Na cidade cafeeira de Boa Esperança, no sul de Minas Gerais, por exemplo, nunca havia sido plantada uma parreira. A família de Eduardo Junqueira Nogueira Junior mudou o cenário ao iniciar produção de seu próprio vinho há 13 anos. A Maria Maria, vinícola dos Junqueira Nogueira, tem 20 hectares. Pouco, se comparado aos cerca de 3 mil hectares destinados a cereais e café, mas muito em relação aos cinco hectares plantados há 10 anos.
— É difícil fazer vinho ruim com uva boa. Já para fazer vinho bom com uva ruim o enólogo terá muito trabalho. O que apostamos é na qualidade do solo, na altitude e na redução de químicos nas lavouras — detalha o engenheiro agrônomo Eduardo Junqueira Nogueira Neto, diretor da vinícola.

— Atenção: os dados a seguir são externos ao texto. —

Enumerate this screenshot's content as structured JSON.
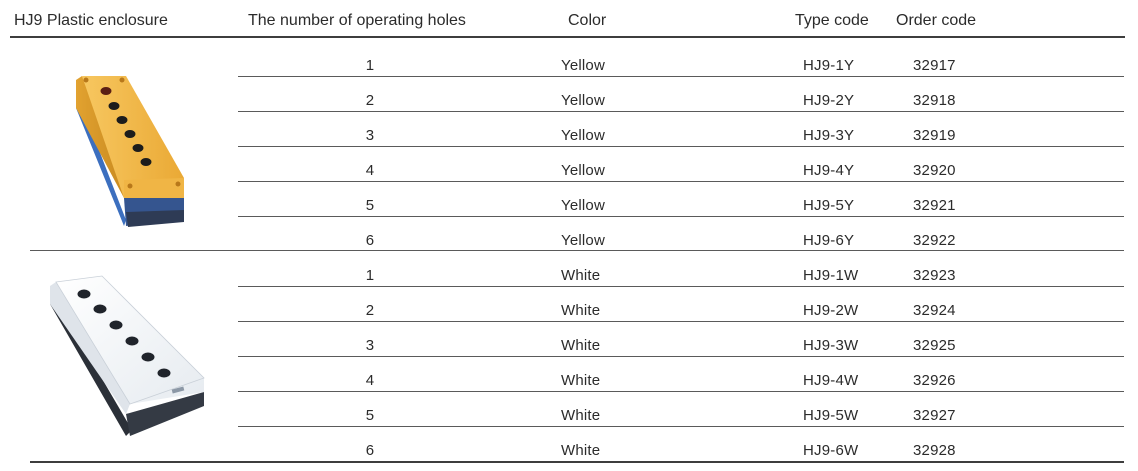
{
  "header": {
    "enclosure": "HJ9 Plastic enclosure",
    "holes": "The number of operating holes",
    "color": "Color",
    "type_code": "Type code",
    "order_code": "Order code"
  },
  "groups": [
    {
      "image": "yellow-enclosure-icon",
      "rows": [
        {
          "holes": "1",
          "color": "Yellow",
          "type": "HJ9-1Y",
          "order": "32917"
        },
        {
          "holes": "2",
          "color": "Yellow",
          "type": "HJ9-2Y",
          "order": "32918"
        },
        {
          "holes": "3",
          "color": "Yellow",
          "type": "HJ9-3Y",
          "order": "32919"
        },
        {
          "holes": "4",
          "color": "Yellow",
          "type": "HJ9-4Y",
          "order": "32920"
        },
        {
          "holes": "5",
          "color": "Yellow",
          "type": "HJ9-5Y",
          "order": "32921"
        },
        {
          "holes": "6",
          "color": "Yellow",
          "type": "HJ9-6Y",
          "order": "32922"
        }
      ]
    },
    {
      "image": "white-enclosure-icon",
      "rows": [
        {
          "holes": "1",
          "color": "White",
          "type": "HJ9-1W",
          "order": "32923"
        },
        {
          "holes": "2",
          "color": "White",
          "type": "HJ9-2W",
          "order": "32924"
        },
        {
          "holes": "3",
          "color": "White",
          "type": "HJ9-3W",
          "order": "32925"
        },
        {
          "holes": "4",
          "color": "White",
          "type": "HJ9-4W",
          "order": "32926"
        },
        {
          "holes": "5",
          "color": "White",
          "type": "HJ9-5W",
          "order": "32927"
        },
        {
          "holes": "6",
          "color": "White",
          "type": "HJ9-6W",
          "order": "32928"
        }
      ]
    }
  ],
  "colors": {
    "yellow_body": "#f2b443",
    "blue_base": "#3f6fb6",
    "white_body": "#f4f6f8",
    "dark_base": "#2c3038"
  }
}
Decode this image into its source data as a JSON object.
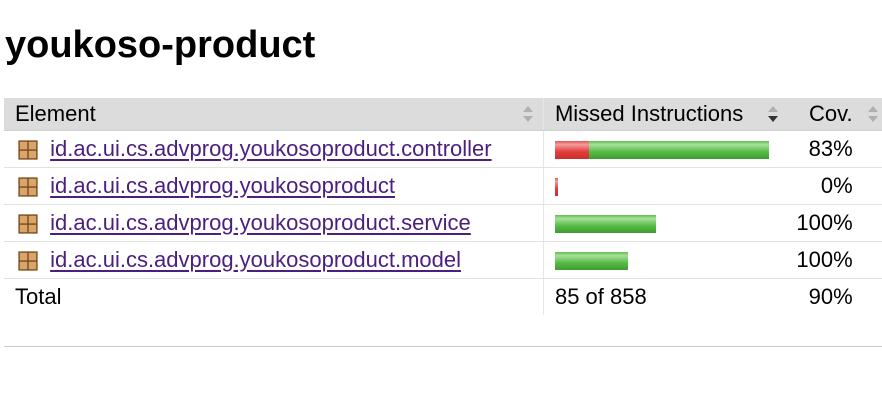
{
  "report": {
    "title": "youkoso-product"
  },
  "table": {
    "columns": [
      {
        "label": "Element"
      },
      {
        "label": "Missed Instructions"
      },
      {
        "label": "Cov."
      }
    ],
    "rows": [
      {
        "name": "id.ac.ui.cs.advprog.youkosoproduct.controller",
        "coverage": "83%",
        "missed_fraction": 0.16,
        "covered_fraction": 0.84,
        "bar_scale": 1.0
      },
      {
        "name": "id.ac.ui.cs.advprog.youkosoproduct",
        "coverage": "0%",
        "missed_fraction": 1.0,
        "covered_fraction": 0.0,
        "bar_scale": 0.014
      },
      {
        "name": "id.ac.ui.cs.advprog.youkosoproduct.service",
        "coverage": "100%",
        "missed_fraction": 0.0,
        "covered_fraction": 1.0,
        "bar_scale": 0.47
      },
      {
        "name": "id.ac.ui.cs.advprog.youkosoproduct.model",
        "coverage": "100%",
        "missed_fraction": 0.0,
        "covered_fraction": 1.0,
        "bar_scale": 0.34
      }
    ],
    "total": {
      "label": "Total",
      "missed_text": "85 of 858",
      "coverage": "90%"
    }
  },
  "colors": {
    "missed": "#e23c3c",
    "covered": "#57bb45",
    "link": "#4b1e7f",
    "header_bg": "#dcdcdc"
  },
  "icons": {
    "package": "package-icon",
    "sort": "sort-icon",
    "sort_desc": "sort-descending-icon"
  }
}
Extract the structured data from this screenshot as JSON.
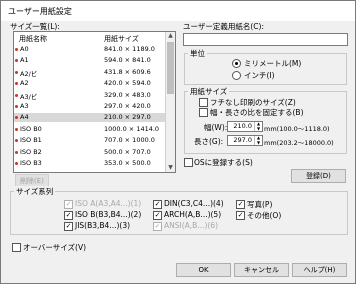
{
  "window": {
    "title": "ユーザー用紙設定"
  },
  "size_list": {
    "label": "サイズ一覧(L):",
    "columns": [
      "用紙名称",
      "用紙サイズ"
    ],
    "rows": [
      {
        "name": "A0",
        "size": "841.0 × 1189.0"
      },
      {
        "name": "A1",
        "size": "594.0 × 841.0"
      },
      {
        "name": "A2/ビ",
        "size": "431.8 × 609.6"
      },
      {
        "name": "A2",
        "size": "420.0 × 594.0"
      },
      {
        "name": "A3/ビ",
        "size": "329.0 × 483.0"
      },
      {
        "name": "A3",
        "size": "297.0 × 420.0"
      },
      {
        "name": "A4",
        "size": "210.0 × 297.0"
      },
      {
        "name": "ISO B0",
        "size": "1000.0 × 1414.0"
      },
      {
        "name": "ISO B1",
        "size": "707.0 × 1000.0"
      },
      {
        "name": "ISO B2",
        "size": "500.0 × 707.0"
      },
      {
        "name": "ISO B3",
        "size": "353.0 × 500.0"
      }
    ]
  },
  "delete_button": "削除(E)",
  "user_name": {
    "label": "ユーザー定義用紙名(C):",
    "value": ""
  },
  "unit": {
    "label": "単位",
    "millimeter": "ミリメートル(M)",
    "inch": "インチ(I)"
  },
  "paper_size": {
    "label": "用紙サイズ",
    "fit_print": "フチなし印刷のサイズ(Z)",
    "fix_ratio": "幅・長さの比を固定する(B)",
    "width_label": "幅(W):",
    "width_value": "210.0",
    "width_range": "mm(100.0〜1118.0)",
    "length_label": "長さ(G):",
    "length_value": "297.0",
    "length_range": "mm(203.2〜18000.0)"
  },
  "os_register": "OSに登録する(S)",
  "register_button": "登録(D)",
  "series": {
    "label": "サイズ系列",
    "iso_a": "ISO A(A3,A4...)(1)",
    "iso_b": "ISO B(B3,B4...)(2)",
    "jis_b": "JIS(B3,B4...)(3)",
    "din": "DIN(C3,C4...)(4)",
    "arch": "ARCH(A,B...)(5)",
    "ansi": "ANSI(A,B...)(6)",
    "photo": "写真(P)",
    "other": "その他(O)"
  },
  "oversize": "オーバーサイズ(V)",
  "buttons": {
    "ok": "OK",
    "cancel": "キャンセル",
    "help": "ヘルプ(H)"
  }
}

Os 950m de altitude e o solo vermelho argiloso geraram o Syrah Gran Reserva Cristina, premiado pouco depois de entrar no mercado.
O caso de Minas não é único. Em São Paulo, vinícolas adotaram a dupla poda, transferindo a colheita do verão, como tradicionalmente ocorre, para o inverno.

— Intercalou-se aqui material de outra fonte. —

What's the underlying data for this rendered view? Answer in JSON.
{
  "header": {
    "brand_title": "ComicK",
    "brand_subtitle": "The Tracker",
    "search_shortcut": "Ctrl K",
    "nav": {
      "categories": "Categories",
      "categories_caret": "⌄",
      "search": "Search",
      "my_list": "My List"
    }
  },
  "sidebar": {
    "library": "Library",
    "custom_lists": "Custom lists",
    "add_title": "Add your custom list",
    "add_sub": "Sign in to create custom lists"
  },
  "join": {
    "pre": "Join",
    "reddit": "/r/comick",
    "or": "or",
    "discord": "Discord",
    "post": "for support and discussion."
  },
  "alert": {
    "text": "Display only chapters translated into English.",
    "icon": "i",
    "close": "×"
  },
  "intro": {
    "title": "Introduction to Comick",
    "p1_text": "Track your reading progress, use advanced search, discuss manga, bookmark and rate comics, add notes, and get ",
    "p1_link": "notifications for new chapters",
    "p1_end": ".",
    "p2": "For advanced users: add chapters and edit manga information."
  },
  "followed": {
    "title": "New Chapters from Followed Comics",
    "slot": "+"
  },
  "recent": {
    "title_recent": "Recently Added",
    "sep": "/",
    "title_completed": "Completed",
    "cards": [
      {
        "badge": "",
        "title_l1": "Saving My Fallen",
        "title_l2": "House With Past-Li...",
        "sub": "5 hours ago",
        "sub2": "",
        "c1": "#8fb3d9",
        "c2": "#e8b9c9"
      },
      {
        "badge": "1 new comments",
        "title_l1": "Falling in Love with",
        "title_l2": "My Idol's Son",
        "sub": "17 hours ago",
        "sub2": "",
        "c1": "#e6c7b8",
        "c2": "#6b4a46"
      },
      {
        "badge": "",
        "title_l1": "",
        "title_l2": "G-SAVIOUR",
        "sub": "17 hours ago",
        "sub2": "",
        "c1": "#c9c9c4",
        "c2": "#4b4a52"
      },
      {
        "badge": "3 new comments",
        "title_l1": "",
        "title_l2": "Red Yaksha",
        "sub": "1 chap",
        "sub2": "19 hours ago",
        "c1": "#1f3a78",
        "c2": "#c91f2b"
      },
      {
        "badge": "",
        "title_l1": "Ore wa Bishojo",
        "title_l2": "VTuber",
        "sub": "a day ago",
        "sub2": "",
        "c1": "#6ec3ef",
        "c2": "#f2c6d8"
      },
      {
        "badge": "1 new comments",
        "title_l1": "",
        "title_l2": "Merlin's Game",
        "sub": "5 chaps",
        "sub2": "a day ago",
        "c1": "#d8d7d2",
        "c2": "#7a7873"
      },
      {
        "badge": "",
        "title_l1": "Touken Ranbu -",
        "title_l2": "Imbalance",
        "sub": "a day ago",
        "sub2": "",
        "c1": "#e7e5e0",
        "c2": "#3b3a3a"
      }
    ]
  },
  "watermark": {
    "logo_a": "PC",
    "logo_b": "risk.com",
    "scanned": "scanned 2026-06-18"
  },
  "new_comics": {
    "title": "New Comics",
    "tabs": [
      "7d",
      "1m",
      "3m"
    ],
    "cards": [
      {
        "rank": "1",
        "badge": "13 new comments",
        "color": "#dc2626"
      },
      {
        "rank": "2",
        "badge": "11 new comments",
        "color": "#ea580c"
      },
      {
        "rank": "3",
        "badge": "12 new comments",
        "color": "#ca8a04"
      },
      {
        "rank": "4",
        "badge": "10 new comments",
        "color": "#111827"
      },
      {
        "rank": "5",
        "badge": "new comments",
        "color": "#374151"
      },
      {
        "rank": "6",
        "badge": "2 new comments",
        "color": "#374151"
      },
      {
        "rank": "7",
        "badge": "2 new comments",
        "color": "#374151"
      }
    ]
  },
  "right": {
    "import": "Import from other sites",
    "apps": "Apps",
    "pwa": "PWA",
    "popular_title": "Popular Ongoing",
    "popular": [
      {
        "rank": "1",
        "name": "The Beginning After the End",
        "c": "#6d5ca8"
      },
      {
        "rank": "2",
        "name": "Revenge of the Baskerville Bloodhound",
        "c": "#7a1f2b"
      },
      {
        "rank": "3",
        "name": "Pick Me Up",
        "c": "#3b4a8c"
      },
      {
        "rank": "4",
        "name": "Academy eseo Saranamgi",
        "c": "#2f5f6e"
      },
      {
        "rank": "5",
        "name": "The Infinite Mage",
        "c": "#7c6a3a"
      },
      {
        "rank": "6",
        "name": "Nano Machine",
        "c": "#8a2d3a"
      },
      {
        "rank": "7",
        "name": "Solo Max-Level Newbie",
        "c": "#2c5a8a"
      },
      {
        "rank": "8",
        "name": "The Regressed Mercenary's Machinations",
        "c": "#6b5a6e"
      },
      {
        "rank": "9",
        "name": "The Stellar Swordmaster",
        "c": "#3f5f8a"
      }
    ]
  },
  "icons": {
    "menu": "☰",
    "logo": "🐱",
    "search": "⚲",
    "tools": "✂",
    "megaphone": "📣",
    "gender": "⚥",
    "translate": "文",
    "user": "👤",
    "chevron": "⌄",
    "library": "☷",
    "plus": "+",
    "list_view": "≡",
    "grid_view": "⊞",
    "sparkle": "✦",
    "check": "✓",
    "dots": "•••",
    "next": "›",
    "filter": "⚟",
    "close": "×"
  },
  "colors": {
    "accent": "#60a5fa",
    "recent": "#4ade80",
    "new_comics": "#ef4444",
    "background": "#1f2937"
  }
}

A alteração, aliada à amplitude térmica (diferença entre temperatura mínima e máxima do dia), tipo de solo e manejo, fez com que jovens vinícolas que entraram no mercado há menos de uma década passassem a colecionar prêmios e ampliassem suas produções — ainda que com números distantes das grandes marcas do país, como a Miolo, que soma 10 milhões de litros por ano.
Em defesa da técnica
No país há 400 hectares de área cultivada com vinhedos usando a técnica no Sudeste, Centro-Oeste e Nordeste. Colhendo no inverno, o período de maturação da uva ocorre em dias ensolarados, com noites frescas e solo relativamente seco, cenário apontado por pesquisadores como fundamental para o perfeito amadurecimento das uvas e a qualidade dos vinhos. Rótulos produzidos assim chegam a custar mais de R$ 300.

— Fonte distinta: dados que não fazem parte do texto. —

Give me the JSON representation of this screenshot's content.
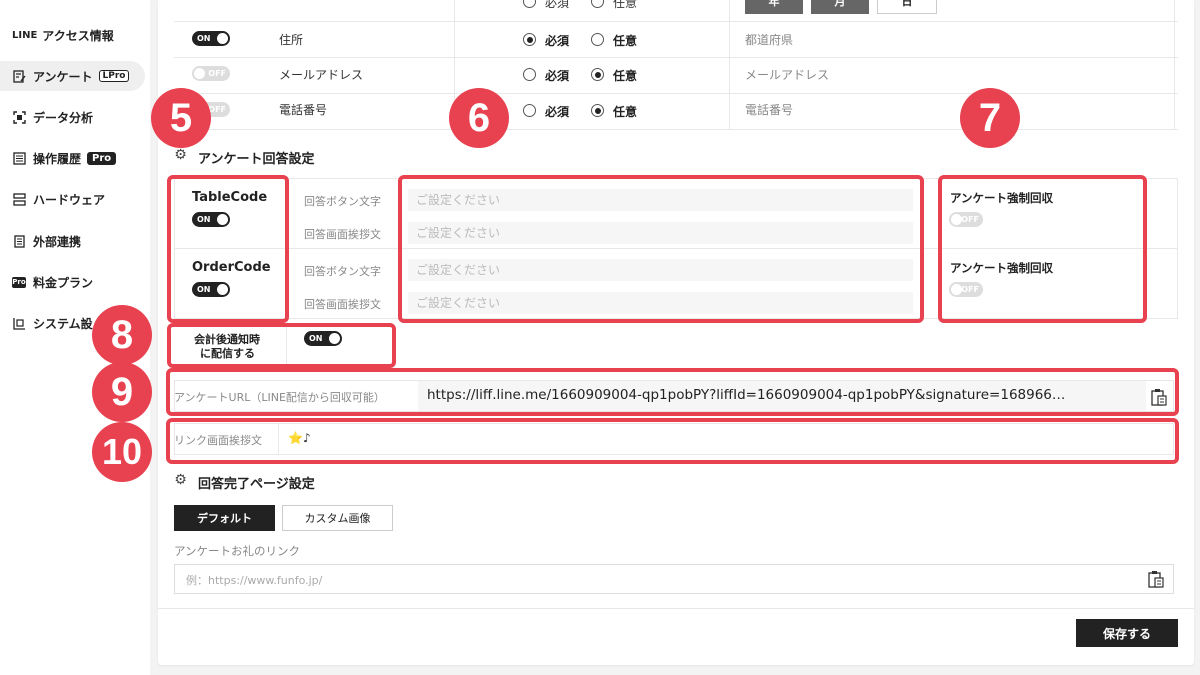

Seguindo a fórmula, a Guaspari passou a produzir uvas em 2006 no solo granítico da fazenda em Espírito Santo do Pinhal (SP), que remete à região do Vale do Rhône (França) na altitude de 850m a 1.300m e na amplitude térmica que chega a 20ºC. Os 50 hectares com nove tipos de uvas, como syrah, cabernet sauvignon e viognier, estão divididos em 12 lotes, criando miniterroirs com o microclima de cada área.
Em cinco anos de atividades, a Guaspari coleciona uma dezena de prêmios, como a medalha de ouro por dois anos seguidos no britânico Decanter World Wine Awards. A premiação de um vinho com pouco mais de um ano de mercado acelerou os processos na vinícola, diz Fabrizia Gennari Zucherato, diretora-executiva da Guaspari, que produz de 150 mil a 180 mil garrafas anuais.
Outra vinícola a adotar o sistema foi a paulista Verrone, de Itobi, que plantou uvas em 2009, mas entrou no mercado só em 2016. Com três meses, recebeu prêmio pelo chardonnay. Hoje, já são mais de 20, conta o diretor da empresa, Márcio Vedovato Verrone. A vinícola produz 50 mil garrafas anuais em 13 hectares, com destaque para o sauvignon blanc.
— Fui convencido pelas condições climáticas da região. É um método mais caro, exige duas intervenções na uva, mas o resultado é ótimo — afirma.
O clima e o consumidor decidem
Para Deunir Argenta, presidente da União Brasileira de Vitivinicultura (Uvibra), não há método melhor ou pior. No Rio Grande do Sul, o sistema invertido não daria certo por causa do clima — se fosse colhida no inverno, a uva correria o risco de não maturar por falta de insolação. Ao mesmo tempo, o método funciona em outras regiões justamente porque o clima assim permite.
— Em Petrolina (PE), trabalham 100% com irrigação, passam 365 dias colhendo e podando. Em Minas Gerais, conseguem fazer até duas safras por ano. São coisas que não temos como fazer no Rio Grande do Sul porque o clima é totalmente diverso. Os vinhos da Serra e da Campanha têm gostos diferentes. Quem vai dizer qual é melhor ou pior é o consumidor — explica.
O custo da técnica invertida é mais alto, mas a avaliação é que o mecanismo se paga com a qualidade. O empresário Luis Roberto Lorenzato, da Marchesi di Ivrea, em Ituverava (SP), disse que a colheita em julho gera uma uva saudável, seca e boa para a produção de vinhos de qualidade. O calor da região na maior parte do ano não é um empecilho para a produção de uvas italianas, como a sangiovese, em seus 12 hectares, garante.
— A Itália tem cidades em que a temperatura vai a 50ºC, como Bologna. A uva gosta de calor, também — avalia.